I was scouting a spot near the Michigan Central Station last Tuesday and poked into a second floor that's been vacant for years. Pulled down one tile and found original tin ceiling that just needs some cleaning, not replacement. Anyone else find hidden gems in these old buildings that save you big money on renovation?
I've been looking at commercial spots in Detroit for about six months now for a small workshop setup. Everyone I talk to is going crazy over those lofts near the stadiums, but I spent a Saturday walking through a warehouse off Rosa Parks near I-94 and it was a third of the price with way more square footage. The ceiling height alone made it worth it, plus the concrete floors are perfect for heavy equipment. Am I missing something or are people just paying for the neighborhood name?
I spent 6 months trying to figure out why my bid for that lot near Eastern Market kept getting passed over, then last week a broker told me I was pricing it for retail when the whole block is trending residential. Has anyone else had to completely rework their numbers when a neighborhood flips like that?
I've been poking around the old Packard Plant area for months looking at a few parcels. Finally got a signed letter of intent from a small manufacturing tenant who wants to lease 5,000 square feet. The broker on the other side actually remembered me from a networking event six months ago and that connection sealed it. Has anyone else had luck with long shot follow-ups in Detroit turning into real deals?
Back in 2019, this broker named Dave kept pushing me to grab a spot near Eastern Market. Said it was the next big thing, prices could only go up. I listened to him, put an offer on a small warehouse off Gratiot. Deal fell through because the seller wanted cash and I couldn't swing it. Dodged a bullet. That area is still a ghost town on weekdays, and I've seen three listings sit for over a year now. Property I was looking at just sold for 40 grand less than my offer. Who else got burned by one of those "hot zone" predictions around here?

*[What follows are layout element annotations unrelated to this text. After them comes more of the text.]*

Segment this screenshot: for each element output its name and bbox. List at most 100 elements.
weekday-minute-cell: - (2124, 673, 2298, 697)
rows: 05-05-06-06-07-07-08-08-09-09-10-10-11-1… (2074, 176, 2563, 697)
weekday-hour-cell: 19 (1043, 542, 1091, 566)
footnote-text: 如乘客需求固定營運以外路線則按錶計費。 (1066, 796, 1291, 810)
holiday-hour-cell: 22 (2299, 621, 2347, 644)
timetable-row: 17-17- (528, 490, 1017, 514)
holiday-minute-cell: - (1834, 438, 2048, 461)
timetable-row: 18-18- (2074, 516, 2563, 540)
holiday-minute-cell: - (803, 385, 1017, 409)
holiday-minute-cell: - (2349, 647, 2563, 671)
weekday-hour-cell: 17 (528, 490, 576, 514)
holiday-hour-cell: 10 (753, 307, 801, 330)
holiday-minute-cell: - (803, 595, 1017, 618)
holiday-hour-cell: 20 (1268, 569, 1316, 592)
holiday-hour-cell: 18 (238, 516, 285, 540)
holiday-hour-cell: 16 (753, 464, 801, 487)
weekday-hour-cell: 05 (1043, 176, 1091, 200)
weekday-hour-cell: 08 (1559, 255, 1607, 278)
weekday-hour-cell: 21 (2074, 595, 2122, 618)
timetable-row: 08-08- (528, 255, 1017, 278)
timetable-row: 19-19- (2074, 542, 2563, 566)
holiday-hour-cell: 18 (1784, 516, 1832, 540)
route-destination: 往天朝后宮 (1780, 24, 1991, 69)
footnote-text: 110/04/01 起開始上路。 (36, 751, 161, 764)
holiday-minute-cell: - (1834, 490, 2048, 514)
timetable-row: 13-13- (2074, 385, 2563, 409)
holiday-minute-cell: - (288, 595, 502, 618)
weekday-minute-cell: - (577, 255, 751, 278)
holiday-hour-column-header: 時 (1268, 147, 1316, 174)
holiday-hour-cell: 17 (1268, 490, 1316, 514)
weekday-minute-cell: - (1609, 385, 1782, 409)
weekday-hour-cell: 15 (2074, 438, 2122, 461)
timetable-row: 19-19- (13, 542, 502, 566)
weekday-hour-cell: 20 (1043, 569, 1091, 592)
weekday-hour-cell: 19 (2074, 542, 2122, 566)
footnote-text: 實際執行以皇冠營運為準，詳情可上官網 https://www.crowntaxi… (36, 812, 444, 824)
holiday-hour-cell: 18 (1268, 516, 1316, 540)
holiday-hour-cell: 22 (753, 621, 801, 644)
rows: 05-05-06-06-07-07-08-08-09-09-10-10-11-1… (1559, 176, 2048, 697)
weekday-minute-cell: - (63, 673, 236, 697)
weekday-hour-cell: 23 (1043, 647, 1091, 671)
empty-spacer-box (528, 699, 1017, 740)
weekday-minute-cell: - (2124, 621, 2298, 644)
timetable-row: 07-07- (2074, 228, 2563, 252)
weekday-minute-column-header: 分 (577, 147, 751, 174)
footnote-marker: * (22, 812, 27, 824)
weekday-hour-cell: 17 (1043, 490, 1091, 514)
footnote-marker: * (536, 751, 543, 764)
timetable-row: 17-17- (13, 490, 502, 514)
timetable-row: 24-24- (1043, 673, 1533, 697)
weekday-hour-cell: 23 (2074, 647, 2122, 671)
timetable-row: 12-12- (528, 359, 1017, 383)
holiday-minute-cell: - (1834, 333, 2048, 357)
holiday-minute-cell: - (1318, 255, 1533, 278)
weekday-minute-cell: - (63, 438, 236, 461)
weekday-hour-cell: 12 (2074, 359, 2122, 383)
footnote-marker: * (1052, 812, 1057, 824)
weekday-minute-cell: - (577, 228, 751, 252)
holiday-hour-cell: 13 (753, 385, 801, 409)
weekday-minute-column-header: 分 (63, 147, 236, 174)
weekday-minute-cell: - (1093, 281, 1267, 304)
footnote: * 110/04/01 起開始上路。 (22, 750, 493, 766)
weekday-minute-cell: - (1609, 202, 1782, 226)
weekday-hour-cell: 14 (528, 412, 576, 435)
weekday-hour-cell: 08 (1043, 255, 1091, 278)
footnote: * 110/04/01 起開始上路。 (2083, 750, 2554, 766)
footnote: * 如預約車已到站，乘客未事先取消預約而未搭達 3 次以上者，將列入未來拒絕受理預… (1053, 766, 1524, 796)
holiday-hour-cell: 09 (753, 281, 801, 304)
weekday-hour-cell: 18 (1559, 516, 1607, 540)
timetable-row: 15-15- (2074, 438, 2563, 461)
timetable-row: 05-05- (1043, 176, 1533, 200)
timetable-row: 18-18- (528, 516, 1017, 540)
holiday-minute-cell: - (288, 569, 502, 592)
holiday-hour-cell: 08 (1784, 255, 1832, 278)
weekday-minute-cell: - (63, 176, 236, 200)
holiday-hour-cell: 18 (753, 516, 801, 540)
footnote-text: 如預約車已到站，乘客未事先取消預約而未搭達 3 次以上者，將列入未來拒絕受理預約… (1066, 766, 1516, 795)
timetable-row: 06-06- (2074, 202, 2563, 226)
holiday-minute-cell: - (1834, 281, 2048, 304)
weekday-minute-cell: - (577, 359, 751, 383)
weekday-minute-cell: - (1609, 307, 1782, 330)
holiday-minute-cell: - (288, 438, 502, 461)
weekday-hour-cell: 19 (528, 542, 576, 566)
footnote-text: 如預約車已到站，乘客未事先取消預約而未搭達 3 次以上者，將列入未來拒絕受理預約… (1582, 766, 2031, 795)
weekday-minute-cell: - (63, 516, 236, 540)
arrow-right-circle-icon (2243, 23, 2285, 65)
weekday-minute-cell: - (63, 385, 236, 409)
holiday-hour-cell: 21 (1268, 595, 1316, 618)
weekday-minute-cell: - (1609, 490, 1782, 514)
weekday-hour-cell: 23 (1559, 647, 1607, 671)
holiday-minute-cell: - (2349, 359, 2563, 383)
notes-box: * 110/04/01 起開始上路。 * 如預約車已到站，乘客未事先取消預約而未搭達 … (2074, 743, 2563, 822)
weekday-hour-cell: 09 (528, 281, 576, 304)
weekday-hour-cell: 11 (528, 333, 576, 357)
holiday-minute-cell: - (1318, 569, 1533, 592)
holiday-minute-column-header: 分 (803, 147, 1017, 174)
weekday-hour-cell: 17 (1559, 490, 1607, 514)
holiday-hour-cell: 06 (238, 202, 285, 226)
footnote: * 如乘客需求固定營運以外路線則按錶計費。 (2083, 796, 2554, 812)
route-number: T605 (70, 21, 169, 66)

I spent 6 months holding out for a big corporate lease on my Woodward Ave space, lost two solid local businesses in the meantime. Then I signed a 3-year deal with a coffee roaster at 30% less rent and the building is finally full. Do you think chasing national chains is worth the vacancy risk in this market?
I've been tracking commercial vacancies in the CBD for about 3 years now since I opened my shop. Been watching the data from the Detroit Economic Growth Corp reports. Last quarter it hovered around 16.2% but this new Q3 report shows it finally hit 14.8%. That's the lowest I've seen since I started paying attention. I had a feeling it was turning around when I noticed three new coffee shops opened on Woodward within 6 months of each other. The old Hudson's site construction probably helped push that number down too. Anyone else seeing this trend in other parts of the city like Midtown or Corktown?